La Cour européenne des droits de l’homme ne dit pas autre chose lorsque sa jurisprudence rappelle régulièrement que les États membres du Conseil de l’Europe ont l’obligation de créer un cadre normatif permettant d’assurer la protection efficace de la liberté d’expression des journalistes sur Internet et, plus largement, de l’ensemble de leurs concitoyens. Ainsi, dans son premier arrêt portant sur le blocage de l’accès au web rendu en décembre 2012, elle a conclu à la violation, par la Turquie, de l’article 10 de la Convention européenne des droits de l’homme relatif à la liberté d’expression, estimant notamment que les mesures limitant l’accès à des contenus sur Internet doivent se fonder sur une loi suffisamment précise et être accompagnées d’un contrôle juridictionnel. Prenons garde à ce que notre propre législation ne s’éloigne pas de ces principes.
La France ne doit pas renier l’esprit de la loi de 1881, comme elle doit demeurer fidèle à ses engagements internationaux en faveur de la liberté d’expression et de la liberté de la presse. Rappelons qu’il y a moins d’un an, au mois de mai 2014, nous avions activement soutenu l’adoption, par l’Union européenne, de lignes directrices pour les droits de l’homme consacrées à la liberté d’expression en ligne et hors ligne.
Il convient d’éviter, à mon sens, les distinctions artificielles dans l’exercice des libertés d’information et d’expression en fonction du support de diffusion des contenus. Le caractère diffus d’Internet ne doit en aucun cas servir de prétexte à l’instauration de nouvelles limitations en matière de droits de l’homme et de libertés fondamentales, notamment le droit de recevoir et de communiquer des informations.

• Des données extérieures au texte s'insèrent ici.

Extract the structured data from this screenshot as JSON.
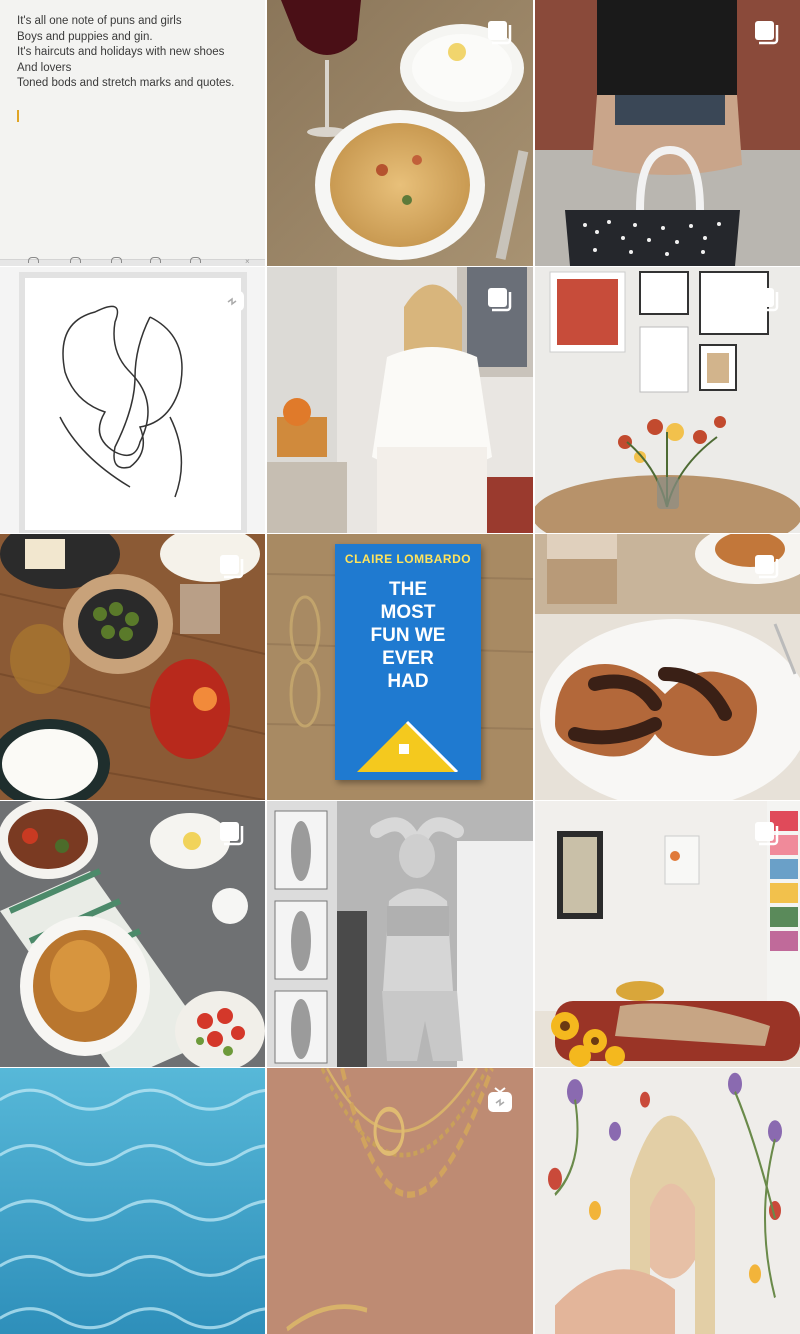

Il incombe à l’État de protéger ces libertés, comme celle des journalistes à exercer leur métier en toute indépendance. À cet effet, au-delà de la législation applicable, un dialogue est indispensable avec les autres acteurs de la gouvernance d’Internet, y compris les grandes entreprises du numérique. Sans quoi, la garantie d’une libre circulation des informations sur Internet et de la proportionnalité des mesures de restriction qui parfois s’imposent ne pourront être effectives.